Westchase neighborhood concerned over plan to remove vultures

Residents in a Westchase neighborhood concerned with black vultures are now even more concerned about the plans to remove them.

They say the vultures have taken over the neighborhood for years causing damage to homes and cars.

"We’ll see vultures four or five of them in the middle of the street and they all nest behind us, probably 40, 50,60 of them nest there. And in the morning, you’ll hear thuds on your house, vultures don’t land like hummingbirds," Steve Netta said.

Steve Netta has lived in the neighborhood for 15 years and while he says it’s a problem that needs to be addressed; he’s now also worried about the tactics to being used to scare them off.

This week a USDA employee began using pyrotechnics or fireworks in the area behind his home that the vultures have made a home. 

"There were probably a hundred birds back there that were in their natural habitat and weren’t what they were even going for," Netta said.

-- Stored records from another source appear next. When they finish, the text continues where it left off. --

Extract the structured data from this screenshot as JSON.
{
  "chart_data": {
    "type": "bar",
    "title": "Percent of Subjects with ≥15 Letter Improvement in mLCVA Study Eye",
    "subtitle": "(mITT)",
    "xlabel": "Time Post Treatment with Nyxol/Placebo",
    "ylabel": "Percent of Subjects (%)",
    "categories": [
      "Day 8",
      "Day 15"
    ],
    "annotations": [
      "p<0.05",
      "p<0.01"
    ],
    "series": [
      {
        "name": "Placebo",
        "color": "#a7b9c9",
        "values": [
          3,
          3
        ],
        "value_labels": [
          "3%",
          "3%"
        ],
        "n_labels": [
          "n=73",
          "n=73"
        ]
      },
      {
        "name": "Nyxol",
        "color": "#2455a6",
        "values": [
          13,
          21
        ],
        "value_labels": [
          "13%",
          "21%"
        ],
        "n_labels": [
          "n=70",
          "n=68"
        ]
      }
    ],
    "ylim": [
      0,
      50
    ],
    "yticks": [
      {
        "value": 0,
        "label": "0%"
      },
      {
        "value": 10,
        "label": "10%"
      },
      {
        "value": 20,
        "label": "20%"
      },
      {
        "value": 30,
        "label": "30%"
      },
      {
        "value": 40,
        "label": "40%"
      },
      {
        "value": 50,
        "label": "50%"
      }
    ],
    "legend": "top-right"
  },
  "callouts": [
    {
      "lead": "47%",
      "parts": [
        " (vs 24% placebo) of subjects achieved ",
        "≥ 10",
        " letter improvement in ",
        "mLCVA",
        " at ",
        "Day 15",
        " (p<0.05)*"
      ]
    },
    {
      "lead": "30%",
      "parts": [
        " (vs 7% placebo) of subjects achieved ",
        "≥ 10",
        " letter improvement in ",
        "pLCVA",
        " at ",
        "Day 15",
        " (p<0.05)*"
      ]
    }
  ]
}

Animal rescue groups share in those concerns about the unintended consequences this could have,

"Not only are they affecting the vultures, but they’re also affecting every other bit of wildlife in the area that either you can see or not see," Nancy Murrah of Raptor Center of Tampa Bay said.

Also noting the importance of vultures to the environment.

"They are nature's garbage men. They are out there to clean up the dead animals and prevent the spread of disease simply by eliminating that from the area," Murrah said.

In a statement the USDA said:

"The plan is to have one employee nonlethally disperse the black vultures (there are no turkey vultures there, they are black vultures) using pyrotechnics over the period of up to two weeks.  If that doesn’t work, then we may lethally remove a few vultures to create effigies – which are often created using dead vultures and are hung up in trees to discourage roosting as vultures will not roost near dead vultures.  There are no plans to kill all the vultures.  Effigies are used to reinforce nonlethal harassment techniques."